Andreas menekankan bahwa setiap catatan sejarah harus diungkapkan secara objektif tanpa manipulasi atau penutupan. Ia mengutip tokoh dunia, Nelson Mandela, dengan kalimat "Forgive but not forget," yang bermakna bahwa peristiwa pahit sekalipun harus diingat sebagai pelajaran.
"Memanipulasi, menutup-nutupi peristiwa sejarah hari ini sama saja dengan membohongi diri, membohongi bangsa," tambahnya.
Lebih lanjut, Andreas menyatakan bahwa tragedi Mei 1998 telah terekam dalam berbagai media dan kesaksian sejarah. Ia mengingatkan agar fakta sejarah tidak ditutupi, karena hal itu hanya akan menimbulkan kecurigaan dan luka yang tidak terobati.
"Karena tokoh peristiwa-peristiwa tersebut terekam oleh berbagai media dan saksi sejarah. Tidak ada manfaatnya kalau buku sejarah ditulis untuk membangun persatuan tetapi menutupi fakta sejarah yang penting. Karena justru ini akan menimbulkan kecurigaan dan luka yang tidak terobati dan akan membusuk dalam perjalanan waktu," ungkapnya
Pernyataan Fadli Zon sebelumnya telah menuai kecaman dari berbagai pihak, termasuk aktivis perempuan dan Komnas Perempuan. Mereka menuntut Fadli Zon untuk meminta maaf atas pernyataannya yang dinilai menyakitkan para penyintas tragedi Mei 1998.
Komnas Perempuan sendiri telah mengeluarkan pernyataan resmi terkait hal ini.

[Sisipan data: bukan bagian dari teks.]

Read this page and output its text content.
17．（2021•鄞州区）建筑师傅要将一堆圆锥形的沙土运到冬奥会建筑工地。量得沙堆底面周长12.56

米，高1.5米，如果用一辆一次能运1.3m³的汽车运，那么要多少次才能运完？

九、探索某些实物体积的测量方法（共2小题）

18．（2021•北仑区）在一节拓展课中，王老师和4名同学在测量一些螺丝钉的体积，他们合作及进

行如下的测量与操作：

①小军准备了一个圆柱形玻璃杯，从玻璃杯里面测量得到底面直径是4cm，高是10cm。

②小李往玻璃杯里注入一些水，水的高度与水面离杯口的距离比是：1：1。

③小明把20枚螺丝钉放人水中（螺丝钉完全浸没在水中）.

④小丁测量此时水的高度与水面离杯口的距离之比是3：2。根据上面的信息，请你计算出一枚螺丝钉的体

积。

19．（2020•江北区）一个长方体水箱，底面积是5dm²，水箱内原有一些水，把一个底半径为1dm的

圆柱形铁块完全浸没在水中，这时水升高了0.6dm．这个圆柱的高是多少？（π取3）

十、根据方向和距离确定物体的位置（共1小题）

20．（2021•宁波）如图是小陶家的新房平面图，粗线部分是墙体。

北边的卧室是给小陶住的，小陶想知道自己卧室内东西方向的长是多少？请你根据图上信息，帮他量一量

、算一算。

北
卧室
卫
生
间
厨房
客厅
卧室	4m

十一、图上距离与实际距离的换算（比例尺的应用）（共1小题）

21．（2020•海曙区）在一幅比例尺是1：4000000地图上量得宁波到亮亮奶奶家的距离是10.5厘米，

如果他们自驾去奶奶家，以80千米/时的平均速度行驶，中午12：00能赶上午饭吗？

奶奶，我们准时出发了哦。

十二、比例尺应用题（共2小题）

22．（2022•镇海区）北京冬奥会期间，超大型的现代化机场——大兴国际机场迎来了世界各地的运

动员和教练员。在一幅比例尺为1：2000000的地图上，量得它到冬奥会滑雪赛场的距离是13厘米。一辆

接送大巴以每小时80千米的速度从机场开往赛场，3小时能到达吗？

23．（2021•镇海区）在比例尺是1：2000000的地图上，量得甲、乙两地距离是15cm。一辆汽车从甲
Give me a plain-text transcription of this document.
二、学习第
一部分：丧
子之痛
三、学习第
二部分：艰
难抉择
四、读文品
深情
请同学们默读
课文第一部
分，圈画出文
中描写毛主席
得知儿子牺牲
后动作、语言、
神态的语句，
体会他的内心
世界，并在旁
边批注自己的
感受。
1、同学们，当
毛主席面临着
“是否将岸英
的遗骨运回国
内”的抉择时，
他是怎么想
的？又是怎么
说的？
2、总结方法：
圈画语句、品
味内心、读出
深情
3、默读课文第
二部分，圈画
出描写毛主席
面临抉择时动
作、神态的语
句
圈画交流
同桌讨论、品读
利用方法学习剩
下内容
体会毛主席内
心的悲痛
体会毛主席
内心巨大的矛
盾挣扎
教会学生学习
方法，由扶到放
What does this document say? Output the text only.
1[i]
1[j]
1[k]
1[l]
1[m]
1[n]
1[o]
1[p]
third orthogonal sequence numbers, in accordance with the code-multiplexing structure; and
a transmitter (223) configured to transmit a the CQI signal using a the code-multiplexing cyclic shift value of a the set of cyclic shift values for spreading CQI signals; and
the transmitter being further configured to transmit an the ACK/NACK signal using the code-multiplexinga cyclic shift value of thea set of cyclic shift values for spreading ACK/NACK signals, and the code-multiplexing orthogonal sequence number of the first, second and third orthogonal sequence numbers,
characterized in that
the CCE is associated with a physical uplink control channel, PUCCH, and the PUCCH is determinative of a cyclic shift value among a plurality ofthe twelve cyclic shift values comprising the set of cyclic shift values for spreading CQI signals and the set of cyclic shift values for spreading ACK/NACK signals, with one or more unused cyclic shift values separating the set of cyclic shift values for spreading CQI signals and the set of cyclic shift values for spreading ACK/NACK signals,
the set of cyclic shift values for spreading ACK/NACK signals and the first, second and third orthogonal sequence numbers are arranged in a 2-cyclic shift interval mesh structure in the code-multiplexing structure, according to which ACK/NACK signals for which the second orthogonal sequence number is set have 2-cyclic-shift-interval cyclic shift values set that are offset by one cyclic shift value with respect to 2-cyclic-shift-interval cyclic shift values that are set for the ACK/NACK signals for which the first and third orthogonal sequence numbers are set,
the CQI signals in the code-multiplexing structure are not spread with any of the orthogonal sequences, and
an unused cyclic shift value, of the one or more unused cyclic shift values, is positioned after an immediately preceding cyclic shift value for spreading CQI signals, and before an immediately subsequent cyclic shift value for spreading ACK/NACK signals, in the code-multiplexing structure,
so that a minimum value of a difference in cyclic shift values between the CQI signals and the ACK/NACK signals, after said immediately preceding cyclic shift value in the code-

Mereka mengingatkan bahwa laporan Tim Gabungan Pencari Fakta (TGPF) kerusuhan Mei 1998 menemukan adanya 85 kasus kekerasan seksual, termasuk 52 kasus perkosaan.
Temuan TGPF tersebut telah disampaikan kepada Presiden BJ Habibie dan menjadi dasar pengakuan resmi negara. Hal ini kemudian ditindaklanjuti dengan pembentukan Komnas Perempuan melalui Keppres No. 181 Tahun 1998.
Komnas Perempuan menilai pernyataan Fadli Zon memperpanjang impunitas dan menyakitkan para penyintas yang telah lama memikul beban dalam diam.
"Penyintas sudah terlalu lama memikul beban dalam diam. Penyangkalan ini bukan hanya menyakitkan, tapi juga memperpanjang impunitas," ungkap Komisioner Komnas Perempuan, Dahlia Madanih kepada wartawan, Minggu (15/6).
Komisioner Yuni Asriyanti menambahkan penegasan ini. Dia menyampaikan bahwa pengakuan atas kebenaran merupakan pondasi penting bagi proses pemulihan yang adil dan bermartabat.
"Kami mendorong agar pernyataan tersebut dapat ditarik dan disampaikan permintaan maaf kepada penyintas dan masyarakat, sebagai wujud tanggung jawab moral dan komitmen terhadap prinsip hak asasi manusia," ujarnya.
Komnas Perempuan juga menyerukan kepada semua pejabat negara untuk menghormati kerja-kerja pendokumentasian resmi dan mendukung pemulihan korban secara adil dan bermartabat.
"Komnas Perempuan menyerukan kepada semua pejabat negara untuk menghormati kerja-kerja pendokumentasian resmi, memegang teguh komitmen HAM, dan mendukung pemulihan korban secara adil dan bermartabat," imbuh Wakil Ketua transisi Komnas Perempuan, Sondang Frishka Simanjuntak.